Halfway across the world, the predominant American religions forbid not only premarital sexual experiences, but also the touching of oneself. A Republican senate candidate from Delaware in 2010, Christine O’Donnell, reminded Americans, "It is not enough to be abstinent with other people, you also have to be be abstinent alone.”

ESP
I visit my parents after a long absence, and my mother says, “Well, Bobby Z. is getting married, and it’s all very sudden,” while my father emits a snort signifying his opinion.
“In fact,” she says, “I need to call the family to ask the bride’s name so I can address the gift card.”
In that moment, the room dims, a blackboard fills my field of vision, and a hand writes across it in a white feminine script: M-i-c-h-e-l-i-n-e.
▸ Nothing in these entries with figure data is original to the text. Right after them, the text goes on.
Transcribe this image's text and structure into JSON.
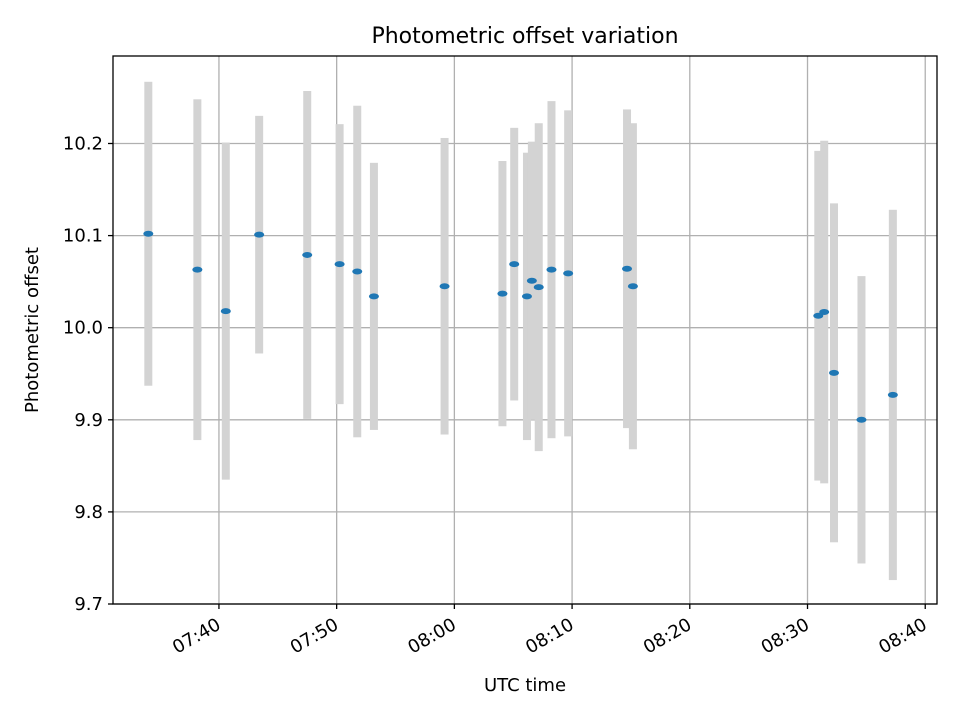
{
  "chart_data": {
    "type": "scatter",
    "title": "Photometric offset variation",
    "xlabel": "UTC time",
    "ylabel": "Photometric offset",
    "ylim": [
      9.7,
      10.295
    ],
    "xlim": [
      "07:31:00",
      "08:41:00"
    ],
    "grid": true,
    "x_ticks": [
      "07:40",
      "07:50",
      "08:00",
      "08:10",
      "08:20",
      "08:30",
      "08:40"
    ],
    "y_ticks": [
      9.7,
      9.8,
      9.9,
      10.0,
      10.1,
      10.2
    ],
    "y_tick_labels": [
      "9.7",
      "9.8",
      "9.9",
      "10.0",
      "10.1",
      "10.2"
    ],
    "point_color": "#1f77b4",
    "error_bar_color": "#d3d3d3",
    "points": [
      {
        "x": "07:34:00",
        "y": 10.102,
        "yerr": 0.165
      },
      {
        "x": "07:38:10",
        "y": 10.063,
        "yerr": 0.185
      },
      {
        "x": "07:40:35",
        "y": 10.018,
        "yerr": 0.183
      },
      {
        "x": "07:43:25",
        "y": 10.101,
        "yerr": 0.129
      },
      {
        "x": "07:47:30",
        "y": 10.079,
        "yerr": 0.178
      },
      {
        "x": "07:50:15",
        "y": 10.069,
        "yerr": 0.152
      },
      {
        "x": "07:51:45",
        "y": 10.061,
        "yerr": 0.18
      },
      {
        "x": "07:53:10",
        "y": 10.034,
        "yerr": 0.145
      },
      {
        "x": "07:59:10",
        "y": 10.045,
        "yerr": 0.161
      },
      {
        "x": "08:04:05",
        "y": 10.037,
        "yerr": 0.144
      },
      {
        "x": "08:05:05",
        "y": 10.069,
        "yerr": 0.148
      },
      {
        "x": "08:06:10",
        "y": 10.034,
        "yerr": 0.156
      },
      {
        "x": "08:06:35",
        "y": 10.051,
        "yerr": 0.151
      },
      {
        "x": "08:07:10",
        "y": 10.044,
        "yerr": 0.178
      },
      {
        "x": "08:08:15",
        "y": 10.063,
        "yerr": 0.183
      },
      {
        "x": "08:09:40",
        "y": 10.059,
        "yerr": 0.177
      },
      {
        "x": "08:14:40",
        "y": 10.064,
        "yerr": 0.173
      },
      {
        "x": "08:15:10",
        "y": 10.045,
        "yerr": 0.177
      },
      {
        "x": "08:30:55",
        "y": 10.013,
        "yerr": 0.179
      },
      {
        "x": "08:31:25",
        "y": 10.017,
        "yerr": 0.186
      },
      {
        "x": "08:32:15",
        "y": 9.951,
        "yerr": 0.184
      },
      {
        "x": "08:34:35",
        "y": 9.9,
        "yerr": 0.156
      },
      {
        "x": "08:37:15",
        "y": 9.927,
        "yerr": 0.201
      }
    ]
  }
}
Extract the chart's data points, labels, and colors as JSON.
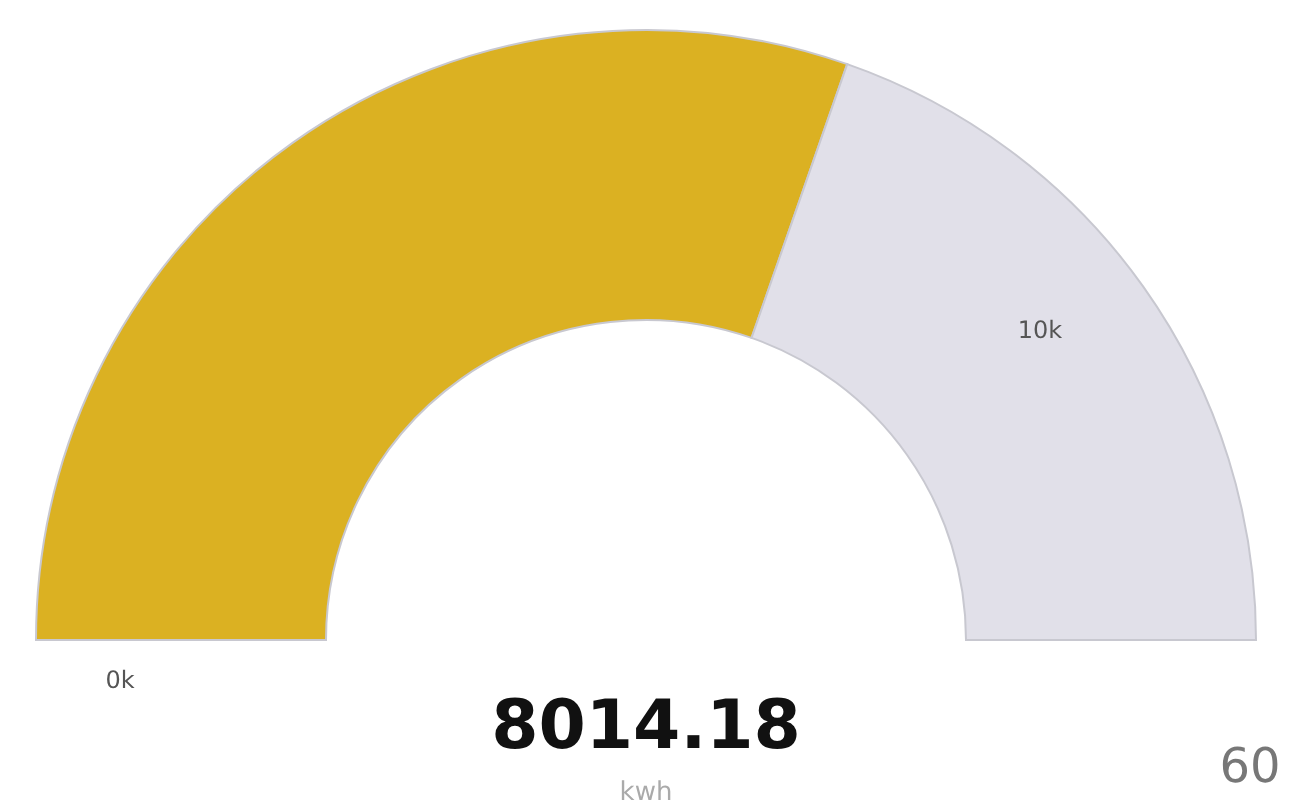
{
  "chart_data": {
    "type": "donut",
    "categories": [
      null,
      null
    ],
    "values": [
      60.7,
      39.3
    ],
    "colors": [
      "#dbb122",
      "#e1e0e9"
    ],
    "annotations": [
      "0k",
      "10k",
      "8014.18",
      "kwh",
      "60"
    ]
  }
}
The image lingers a moment, the way a bright spot lingers after a flashbulb.
When I tell them, my parents scoff, “That’s ridiculous.”
Later, of course, it turns out that I am right

4 comments:

Sandra Davies said...
This comment has been removed by the author.
Sandra Davies said...

Blogger Sandra Davies said...

For a variety of reasons I didn't read these on 6S - which means it has been a real treat to take them in as a six-course meal now. And at the end of such a meal I am happily replete rather than uncomfortably stuffed.

practice said...

I too caught up with these late - earlier today on 6S but great to see them gethered together! Touch I think is my favourite, for the creepiness of "abstinent"

Elliott Cox said...

Taste: I had no idea that maple sap was clear.
Smell: On my first read-through, I felt sorry for him. On second thought, the memory of a certain smell can never be re-created, and that time can never be re-lived. It has to be mercy, but still...damn.
Sight: I think that every single person that is of a testicular persuasion can relate. I'm not saying that it's right, I'm just saying...
Sound: "A small sweater-clad curl of terror" Just...damn.
Touch: I have heard of this, and it makes a lot of sense to me. That being said, I'm the father of a teenage daughter, so my natural urge is to resist this notion at all costs. More often than not, logic is to parenthood as Christine O'Donnell is to reality. On a side note, Christine can go [expletive deleted].
ESP: I knew that you were going to write that.